Я проснулся, задыхаясь от ярости. Не могу вспомнить, чтобы я в своей жизни так сильно кого-то ненавидел. Мне понадобилось не меньше получаса, чтобы пережить приступ гнева. Проклятый свет только подливал масла в огонь.
Ну, ладно. Есть и хорошие стороны — Марго сбежала в Леонтоподиум, и меня скоро отсюда вытащат. Глеб сыграл свою роль и без моей помощи. Мне же теперь нужно только ждать и не делать глупостей. А очень хотелось.
Я с интересом понаблюдал, как Тритрети допрашивает Глеба. Я так понял, ко всему тому, что Глеб успел пережить во тьме новых глаз Марго и в последующие восемь минут, Тритрети доступа не имеет. Глеб закрыл свои воспоминания о произошедшем в той небольшой части своей личности, которая по-прежнему принадлежала только ему и к которой он обращается только в темноте.

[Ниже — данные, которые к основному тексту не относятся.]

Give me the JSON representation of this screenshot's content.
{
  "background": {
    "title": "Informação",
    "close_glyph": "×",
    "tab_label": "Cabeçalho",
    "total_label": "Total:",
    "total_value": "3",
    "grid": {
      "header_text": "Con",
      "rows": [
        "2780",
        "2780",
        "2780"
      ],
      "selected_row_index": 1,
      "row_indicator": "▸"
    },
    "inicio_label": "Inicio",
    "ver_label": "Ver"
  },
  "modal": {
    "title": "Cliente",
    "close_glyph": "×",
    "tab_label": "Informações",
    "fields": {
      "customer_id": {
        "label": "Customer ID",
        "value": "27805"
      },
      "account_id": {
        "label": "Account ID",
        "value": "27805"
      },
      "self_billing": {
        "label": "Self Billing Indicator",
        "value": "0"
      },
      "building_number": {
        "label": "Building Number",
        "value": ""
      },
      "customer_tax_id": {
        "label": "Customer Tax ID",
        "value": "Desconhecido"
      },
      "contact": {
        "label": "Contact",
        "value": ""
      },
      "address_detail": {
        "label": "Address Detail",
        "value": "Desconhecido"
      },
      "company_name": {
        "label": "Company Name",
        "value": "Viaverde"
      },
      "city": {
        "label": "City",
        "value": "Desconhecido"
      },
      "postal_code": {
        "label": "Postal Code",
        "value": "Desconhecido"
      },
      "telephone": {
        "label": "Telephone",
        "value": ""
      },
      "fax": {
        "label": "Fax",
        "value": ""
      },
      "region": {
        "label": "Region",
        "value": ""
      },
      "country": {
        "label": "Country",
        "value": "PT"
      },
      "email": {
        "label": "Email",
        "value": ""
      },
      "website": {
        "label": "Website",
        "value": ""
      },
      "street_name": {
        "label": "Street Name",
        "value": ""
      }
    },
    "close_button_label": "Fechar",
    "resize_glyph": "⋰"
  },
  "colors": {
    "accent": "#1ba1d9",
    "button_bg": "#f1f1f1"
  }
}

Я попытался представить, как можно заставить себя не прикасаться к тем или иным своим воспоминаниям и чувствам, но не смог. Вероятно, Глеб здорово натренировался в этом за те годы, что служит Тритрети. Думаю, для Глеба это залог выживания — иметь возможность хоть в чем-то сопротивляться хозяину, беззастенчиво топчущемуся в его душе.
Допрос со стороны напоминал неторопливую дружескую беседу и проходил в кабинете Тритрети — эдаком пылесборнике в багровых тонах, расположенном на последнем этаже корпуса, в котором я, этажом ниже, валялся привязанный к столу. Такому интерьеру совершенно не место в казенном учреждении, которым является институт.
Поговаривали, что Тритрети всегда мерзнет — вроде как от поцелуя принцессы Вероники, и обстановка кабинета это отчасти подтверждала. Толстые шерстяные ковры на полу и всех стенах, тяжелые бархатные портьеры, не пропускавшие ни лучика солнечного света, камин в начале лета — все это намекало на то, что хозяин кабинета пытается создать психологическую иллюзию тепла. Если это действительно была Вероника, то бесполезно.
Тритрети, и на этот раз в бирюзовом платке, сидел в массивном кресле, Глеб, залитый светом с головы до ног, стоял перед ним. Наш красавчик уже успел надеть футболку, но в остальном выглядел так же, как и во сне Марго.
— Не хочешь мне рассказать о девушке, с которой ты решил полетать над городом? — спросил Тритрети, мягко улыбаясь.
На кованом столике рядом с его креслом стоял поднос со сладостями, и Тритрети то и дело запускал туда руку.
— Нет.
Я в очередной раз позавидовал его самообладанию. Никаких мыслей о Марго, никаких воспоминаний и эмоций о пережитом рядом с ней.
— Я расстроен твоим упрямством. Ты же понимаешь, что я могу сменить милость на гнев и легко просветить тебя всего? Я надеялся, ты, как взрослый человек, понимаешь, что то личное пространство, которое я по своему милосердию тебе оставил, — это мой подарок. Я в любой момент могу вывернуть тебя наизнанку и получить ответы на все вопросы.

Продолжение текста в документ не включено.